From: Jaap Keuter <jaap.keuter@xxxxxxxxx>
Date: Mon, 20 Jun 2011 18:36:15 +0200
On 06/20/2011 09:47 AM, Roland Knall wrote:
Hi

Regarding the Profinet dissector. Could you point me towards the
discussion, why this specific dissector should stay on as a plug-in?

http://www.wireshark.org/lists/wireshark-dev/200902/msg00241.html

Besides minor bug-fixes which adapted the dissectors to API changes,
no significant changes seemed to have happend in over a year.

But I think it could benefit from being removed as a plug-in. First,
for instance the MRP sub-dissector is actually a stand-alone
dissector, just being put into the same category with the rest, as it
is mainly used in such areas. Second, plug-ins still get missed with
the fuzz-test, at least on my machine.

Then there's something wrong with your machine.

Being able to develop the dissector more easily, I think that held
true, as long as most development machines were rather slow, and
compiling the whole source took some time. Nowadays, recompiling after
initially compiling the dissector takes about a minute for a single
change.

And a mere few seconds for a plugin. This reasoning goes both ways.

That leaves the argument for having smaller files to work with. I
agree, that splitting the dissector code over a bunch of files makes
it easier to work with, but modern IDE's should take care of that.

Modern IDE's, do not make a 100kLOC module better.

Keeping some dissectors as separate plug-ins, but discouraging this
road for new plug-ins just seems to be some sort of favourism, which I
personally reject to.

The reasoning for rolling back single file dissector plugins only have been given below and above. The exceptions too.

For the ASN1 plug-in the situation may be
different, but Profinet or Ethercat or network protocols like
SercosIII and POWERLINK, and therefore should be treated the same.
Especially if no new development is happening on their part.

kind regards,
Roland



On Mon, Jun 20, 2011 at 9:04 AM, Jaap Keuter<jaap.keuter@xxxxxxxxx>  wrote:
Hi,

Technically there is no real reason to have both build in and plugin style
dissectors. The reason they're there is more of an Ethereal origin... (pun
intended).

A little history first. When Wireshark 1.0 came out it had 29 plugin
directories. They came into existence when dissector contributions were
made, developed as plugin for the reason listed (development speed). Seeing
this growing out of hand, especially with the many single source file
dissectors, there was an effort made to fold these single source file
dissectors back into the build in set.

Why only these? First of all it was easier to do. Secondly, and this is
still relevant today, the multi source file dissectors usually 'pollute' the
name space by exporting symbols only used amongst themselves. When building
these are individual modules, these names aren't visible, but when build in
they will be.

Furthermore there have been cases in which specific requests were made for
plugins to remain as such (ASN.1 and Profinet come to mind), so that these
could be easily replaced/updated in closed/proprietary environments (without
the need for a whole Wireshark rebuild/distribution).

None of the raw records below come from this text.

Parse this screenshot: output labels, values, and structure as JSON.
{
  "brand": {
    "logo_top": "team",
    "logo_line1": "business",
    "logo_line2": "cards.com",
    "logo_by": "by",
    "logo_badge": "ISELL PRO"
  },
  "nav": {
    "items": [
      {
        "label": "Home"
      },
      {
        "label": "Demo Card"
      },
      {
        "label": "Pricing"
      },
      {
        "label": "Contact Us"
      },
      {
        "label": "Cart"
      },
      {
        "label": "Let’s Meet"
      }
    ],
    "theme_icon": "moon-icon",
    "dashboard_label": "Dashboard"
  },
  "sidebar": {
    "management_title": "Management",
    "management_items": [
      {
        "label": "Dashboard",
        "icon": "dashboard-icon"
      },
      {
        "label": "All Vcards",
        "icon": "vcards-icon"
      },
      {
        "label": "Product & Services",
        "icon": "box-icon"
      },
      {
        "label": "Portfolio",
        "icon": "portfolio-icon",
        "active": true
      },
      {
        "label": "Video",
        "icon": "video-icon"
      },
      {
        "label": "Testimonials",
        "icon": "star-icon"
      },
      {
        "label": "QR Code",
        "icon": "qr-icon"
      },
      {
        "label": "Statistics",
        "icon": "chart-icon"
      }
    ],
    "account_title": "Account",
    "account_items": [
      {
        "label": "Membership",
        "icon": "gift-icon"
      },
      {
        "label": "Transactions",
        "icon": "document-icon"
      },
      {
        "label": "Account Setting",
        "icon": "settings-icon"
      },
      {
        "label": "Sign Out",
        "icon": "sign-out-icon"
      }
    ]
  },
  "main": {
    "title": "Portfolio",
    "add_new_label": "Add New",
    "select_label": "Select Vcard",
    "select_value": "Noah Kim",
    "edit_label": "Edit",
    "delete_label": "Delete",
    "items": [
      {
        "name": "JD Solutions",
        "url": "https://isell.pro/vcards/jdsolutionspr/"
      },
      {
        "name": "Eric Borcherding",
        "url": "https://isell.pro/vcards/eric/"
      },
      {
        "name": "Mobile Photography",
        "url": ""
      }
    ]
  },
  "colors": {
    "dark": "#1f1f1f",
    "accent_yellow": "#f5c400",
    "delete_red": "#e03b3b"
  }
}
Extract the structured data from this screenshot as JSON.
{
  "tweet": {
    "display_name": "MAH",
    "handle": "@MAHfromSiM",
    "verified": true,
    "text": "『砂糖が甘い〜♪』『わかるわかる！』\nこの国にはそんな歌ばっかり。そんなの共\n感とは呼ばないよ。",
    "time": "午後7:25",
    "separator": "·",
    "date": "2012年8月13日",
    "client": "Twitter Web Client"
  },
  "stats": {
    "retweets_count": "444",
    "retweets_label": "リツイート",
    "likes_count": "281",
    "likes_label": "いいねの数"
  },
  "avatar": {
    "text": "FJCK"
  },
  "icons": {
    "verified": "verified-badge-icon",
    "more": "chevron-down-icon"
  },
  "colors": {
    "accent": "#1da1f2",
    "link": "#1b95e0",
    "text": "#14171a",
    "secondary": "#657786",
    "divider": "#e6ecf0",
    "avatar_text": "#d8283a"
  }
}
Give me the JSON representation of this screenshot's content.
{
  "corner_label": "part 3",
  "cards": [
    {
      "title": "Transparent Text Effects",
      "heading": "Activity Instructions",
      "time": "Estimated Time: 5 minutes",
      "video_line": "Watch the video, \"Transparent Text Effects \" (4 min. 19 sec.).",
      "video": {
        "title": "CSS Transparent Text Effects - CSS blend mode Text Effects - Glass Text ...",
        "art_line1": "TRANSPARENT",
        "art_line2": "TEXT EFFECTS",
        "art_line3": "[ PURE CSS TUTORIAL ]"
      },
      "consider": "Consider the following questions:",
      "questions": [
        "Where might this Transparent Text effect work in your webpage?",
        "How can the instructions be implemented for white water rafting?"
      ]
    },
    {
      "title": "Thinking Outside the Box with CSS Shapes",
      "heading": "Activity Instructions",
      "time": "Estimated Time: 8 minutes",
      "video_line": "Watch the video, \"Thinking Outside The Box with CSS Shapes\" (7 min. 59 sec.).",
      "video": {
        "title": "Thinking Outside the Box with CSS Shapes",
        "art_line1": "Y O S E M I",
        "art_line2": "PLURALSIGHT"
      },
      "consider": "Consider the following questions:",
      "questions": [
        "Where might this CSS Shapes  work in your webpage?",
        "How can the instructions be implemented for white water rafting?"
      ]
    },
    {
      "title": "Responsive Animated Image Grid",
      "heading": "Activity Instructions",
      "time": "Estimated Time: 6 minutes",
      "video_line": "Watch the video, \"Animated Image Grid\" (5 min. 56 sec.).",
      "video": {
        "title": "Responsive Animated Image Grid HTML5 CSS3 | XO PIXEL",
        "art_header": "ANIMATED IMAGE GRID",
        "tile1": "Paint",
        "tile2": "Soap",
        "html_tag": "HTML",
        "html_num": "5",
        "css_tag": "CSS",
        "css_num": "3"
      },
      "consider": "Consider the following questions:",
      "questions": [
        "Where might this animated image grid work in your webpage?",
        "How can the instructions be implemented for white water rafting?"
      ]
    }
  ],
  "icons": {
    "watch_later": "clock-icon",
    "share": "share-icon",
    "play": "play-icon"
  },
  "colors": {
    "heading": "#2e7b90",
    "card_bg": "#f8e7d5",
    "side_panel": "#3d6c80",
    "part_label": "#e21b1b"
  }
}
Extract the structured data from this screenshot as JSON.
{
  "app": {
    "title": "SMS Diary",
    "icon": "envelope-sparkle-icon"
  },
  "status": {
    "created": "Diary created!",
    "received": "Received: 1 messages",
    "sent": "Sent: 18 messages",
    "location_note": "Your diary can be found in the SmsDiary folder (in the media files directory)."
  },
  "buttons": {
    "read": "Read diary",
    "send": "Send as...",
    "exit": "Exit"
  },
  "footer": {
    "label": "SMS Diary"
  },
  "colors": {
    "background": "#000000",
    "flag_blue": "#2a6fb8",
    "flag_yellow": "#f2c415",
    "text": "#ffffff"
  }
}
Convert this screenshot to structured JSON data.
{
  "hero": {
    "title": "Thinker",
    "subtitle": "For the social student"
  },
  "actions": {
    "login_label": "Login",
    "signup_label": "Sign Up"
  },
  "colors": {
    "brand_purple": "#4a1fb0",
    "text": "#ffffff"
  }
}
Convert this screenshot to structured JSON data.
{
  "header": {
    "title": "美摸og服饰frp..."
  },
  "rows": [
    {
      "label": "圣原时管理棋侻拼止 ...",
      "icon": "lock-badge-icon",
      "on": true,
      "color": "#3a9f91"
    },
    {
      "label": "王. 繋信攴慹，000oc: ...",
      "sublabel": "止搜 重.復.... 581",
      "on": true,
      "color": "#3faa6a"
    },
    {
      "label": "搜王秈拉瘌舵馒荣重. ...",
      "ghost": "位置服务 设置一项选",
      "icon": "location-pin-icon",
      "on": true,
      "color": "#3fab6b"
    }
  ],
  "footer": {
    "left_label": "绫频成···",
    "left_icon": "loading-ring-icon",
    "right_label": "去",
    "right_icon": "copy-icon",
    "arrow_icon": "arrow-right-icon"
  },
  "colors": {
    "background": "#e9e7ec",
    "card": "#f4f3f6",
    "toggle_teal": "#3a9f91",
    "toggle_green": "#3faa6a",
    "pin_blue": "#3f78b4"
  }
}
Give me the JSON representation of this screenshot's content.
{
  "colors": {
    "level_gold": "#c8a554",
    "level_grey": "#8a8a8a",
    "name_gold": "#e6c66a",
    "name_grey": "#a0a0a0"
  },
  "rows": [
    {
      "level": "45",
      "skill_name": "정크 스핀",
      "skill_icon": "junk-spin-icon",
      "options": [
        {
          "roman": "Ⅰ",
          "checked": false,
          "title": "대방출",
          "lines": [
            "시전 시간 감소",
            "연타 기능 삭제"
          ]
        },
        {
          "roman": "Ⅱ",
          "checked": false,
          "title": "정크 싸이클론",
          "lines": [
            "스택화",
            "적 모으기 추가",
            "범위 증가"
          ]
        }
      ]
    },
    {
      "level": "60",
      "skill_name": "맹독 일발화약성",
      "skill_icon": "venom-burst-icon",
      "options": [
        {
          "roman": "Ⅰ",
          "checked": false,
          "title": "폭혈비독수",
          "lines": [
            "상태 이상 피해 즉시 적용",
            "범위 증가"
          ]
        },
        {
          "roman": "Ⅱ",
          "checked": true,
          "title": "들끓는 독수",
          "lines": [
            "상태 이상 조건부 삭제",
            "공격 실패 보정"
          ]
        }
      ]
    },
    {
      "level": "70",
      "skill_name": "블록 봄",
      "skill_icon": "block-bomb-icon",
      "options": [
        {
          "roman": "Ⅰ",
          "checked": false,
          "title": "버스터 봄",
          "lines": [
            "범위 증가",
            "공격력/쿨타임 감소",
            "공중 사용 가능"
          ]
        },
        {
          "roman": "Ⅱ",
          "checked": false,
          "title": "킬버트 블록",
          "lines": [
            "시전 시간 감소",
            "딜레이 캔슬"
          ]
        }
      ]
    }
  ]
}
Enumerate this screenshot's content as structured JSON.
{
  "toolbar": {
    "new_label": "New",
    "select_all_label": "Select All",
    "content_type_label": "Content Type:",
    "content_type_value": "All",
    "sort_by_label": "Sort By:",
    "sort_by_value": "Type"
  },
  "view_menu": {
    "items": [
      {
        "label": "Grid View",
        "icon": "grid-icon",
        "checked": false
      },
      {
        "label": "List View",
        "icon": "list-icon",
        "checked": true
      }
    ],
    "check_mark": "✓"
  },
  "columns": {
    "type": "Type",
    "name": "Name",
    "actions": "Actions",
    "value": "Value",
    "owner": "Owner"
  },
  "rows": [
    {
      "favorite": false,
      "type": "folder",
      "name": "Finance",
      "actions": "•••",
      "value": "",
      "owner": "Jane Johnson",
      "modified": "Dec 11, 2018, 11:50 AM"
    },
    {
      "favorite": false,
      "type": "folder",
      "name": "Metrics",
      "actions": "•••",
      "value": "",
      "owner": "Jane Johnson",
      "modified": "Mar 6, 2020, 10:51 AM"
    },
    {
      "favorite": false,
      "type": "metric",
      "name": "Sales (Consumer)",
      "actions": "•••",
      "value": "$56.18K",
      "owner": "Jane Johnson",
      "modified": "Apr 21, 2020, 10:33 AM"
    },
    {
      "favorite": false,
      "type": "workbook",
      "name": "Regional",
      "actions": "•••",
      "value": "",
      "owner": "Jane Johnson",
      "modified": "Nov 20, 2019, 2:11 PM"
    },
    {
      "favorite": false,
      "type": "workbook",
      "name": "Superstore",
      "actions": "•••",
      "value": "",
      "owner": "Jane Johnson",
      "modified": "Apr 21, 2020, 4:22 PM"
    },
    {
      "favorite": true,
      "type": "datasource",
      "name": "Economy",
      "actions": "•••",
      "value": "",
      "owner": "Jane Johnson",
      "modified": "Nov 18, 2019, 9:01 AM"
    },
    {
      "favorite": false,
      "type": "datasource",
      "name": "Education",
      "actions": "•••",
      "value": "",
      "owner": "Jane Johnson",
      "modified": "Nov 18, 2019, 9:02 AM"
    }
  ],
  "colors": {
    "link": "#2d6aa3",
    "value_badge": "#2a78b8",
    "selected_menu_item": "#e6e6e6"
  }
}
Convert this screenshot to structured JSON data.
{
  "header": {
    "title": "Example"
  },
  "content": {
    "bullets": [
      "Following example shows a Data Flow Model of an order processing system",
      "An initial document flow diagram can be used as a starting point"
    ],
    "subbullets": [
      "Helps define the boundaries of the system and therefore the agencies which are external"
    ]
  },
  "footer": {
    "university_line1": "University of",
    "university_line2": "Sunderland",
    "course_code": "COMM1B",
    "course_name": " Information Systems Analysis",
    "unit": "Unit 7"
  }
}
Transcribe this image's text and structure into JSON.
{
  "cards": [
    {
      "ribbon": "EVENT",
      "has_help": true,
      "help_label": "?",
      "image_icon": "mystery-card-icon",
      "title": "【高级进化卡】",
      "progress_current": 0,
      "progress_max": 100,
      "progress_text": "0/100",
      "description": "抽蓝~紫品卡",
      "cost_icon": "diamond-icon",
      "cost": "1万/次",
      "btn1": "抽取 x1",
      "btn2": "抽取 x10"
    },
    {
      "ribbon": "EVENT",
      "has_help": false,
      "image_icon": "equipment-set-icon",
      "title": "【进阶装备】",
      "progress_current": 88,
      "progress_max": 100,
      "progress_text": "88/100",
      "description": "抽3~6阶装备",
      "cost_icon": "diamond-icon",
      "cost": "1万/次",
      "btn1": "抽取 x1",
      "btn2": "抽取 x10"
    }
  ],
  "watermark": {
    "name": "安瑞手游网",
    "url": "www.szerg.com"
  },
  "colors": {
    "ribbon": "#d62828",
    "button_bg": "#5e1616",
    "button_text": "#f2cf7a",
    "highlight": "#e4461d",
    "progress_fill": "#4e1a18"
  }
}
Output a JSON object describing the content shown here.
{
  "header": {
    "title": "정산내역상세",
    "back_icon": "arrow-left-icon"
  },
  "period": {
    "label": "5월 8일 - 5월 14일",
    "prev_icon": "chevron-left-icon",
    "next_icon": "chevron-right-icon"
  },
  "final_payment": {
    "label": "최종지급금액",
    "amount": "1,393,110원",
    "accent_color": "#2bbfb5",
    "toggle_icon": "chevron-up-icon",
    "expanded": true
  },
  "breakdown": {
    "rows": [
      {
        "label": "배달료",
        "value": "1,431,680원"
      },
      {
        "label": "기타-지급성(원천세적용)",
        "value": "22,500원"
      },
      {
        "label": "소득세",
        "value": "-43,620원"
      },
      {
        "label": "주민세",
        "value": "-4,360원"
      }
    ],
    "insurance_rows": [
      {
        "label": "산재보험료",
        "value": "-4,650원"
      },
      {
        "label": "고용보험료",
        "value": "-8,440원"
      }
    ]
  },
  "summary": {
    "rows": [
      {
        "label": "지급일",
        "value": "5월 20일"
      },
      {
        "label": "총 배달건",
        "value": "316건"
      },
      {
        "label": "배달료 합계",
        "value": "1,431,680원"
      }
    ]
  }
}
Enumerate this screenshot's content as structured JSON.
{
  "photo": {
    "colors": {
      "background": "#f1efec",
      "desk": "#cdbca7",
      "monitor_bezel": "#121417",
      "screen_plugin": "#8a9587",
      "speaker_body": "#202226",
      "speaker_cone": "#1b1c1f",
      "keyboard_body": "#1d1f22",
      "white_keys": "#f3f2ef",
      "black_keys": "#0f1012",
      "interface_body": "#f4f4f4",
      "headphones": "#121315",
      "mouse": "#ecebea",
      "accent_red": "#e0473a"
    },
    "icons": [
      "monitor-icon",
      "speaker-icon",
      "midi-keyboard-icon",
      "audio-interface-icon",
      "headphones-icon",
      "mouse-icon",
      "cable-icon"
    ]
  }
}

Last but not least they provide a valuable learning tool, a reference for
dissector plugin writers. doc/README.plugins refers to them, and gryphon
specifically as 'the original plugin'[1]

So, the standing Best Common Practice is to roll simple dissectors (usually
single source file) into the build in set, while keeping the complicated,
more messy stuff isolated in their own little space called plugin.

Thanks,
Jaap

[1] http://anonsvn.wireshark.org/viewvc?view=revision&revision=1341


On 06/20/2011 07:36 AM, Roland Knall wrote:

Hi

Personally, I would prefer changing more or all plugins into built-in
dissectors. It would help those dissectors, who have to use
functionality only provided by a plug-in, as the whole
openSAFETY-SercosIII mix-up showed. My next favorite would be the
ProfiNet plug-in. If no one else would like to do it, I will make the
necessary changes and send in a patch.

I will follow Michael Mann's route with the SercosIII plugin in this
case, first compiling everything together into one, and then moving
the code.

kind regards,
Roland


On Sun, Jun 19, 2011 at 6:21 PM, Anders Broman
<anders.broman@xxxxxxxxxxxx>    wrote:

Hi,
I'm not sure if we want to convert all plugins to builtin ones but the
asn1
plugin should stay as a plugin and I would think at least one more simple
one as a plugin example.

More comments any one?
Regards
Anders
________________________________
From: wireshark-dev-bounces@xxxxxxxxxxxxx
[mailto:wireshark-dev-bounces@xxxxxxxxxxxxx] On Behalf Of
mmann78@xxxxxxxxxxxx
Sent: den 19 juni 2011 16:59
To: wireshark-dev@xxxxxxxxxxxxx
Subject: [Wireshark-dev] plugins to builtins

Why would a plugin dissector ever be better than a builtin?  I see
"development speed" mentioned as a plus, but isn't the lack of "platform
independent code" a much greater detriment?
Is there any reason why the current plugins couldn't be converted to
built-in dissectors?  I dove in and converted some of the simpler ones
(thanks to Anders for the integration), but before I try and tackle the
harder ones, I wanted to make sure there wasn't something I'm missing
about
the process.  To me it mostly looks like files need to be moved and
makefiles need to be modified.  Not a hard task, but a somewhat tedious.
So far the only issue I've seen is that some of the "more complex"
plug-ins
have "subdissectors" each in there own file, but usually not that much
code.  As Roland noted
in  https://bugs.wireshark.org/bugzilla/show_bug.cgi?id=5990#c2, there is
understandably some desire to keep the number of dissector files to a
minimum.  Does that just turn into "developer preference"?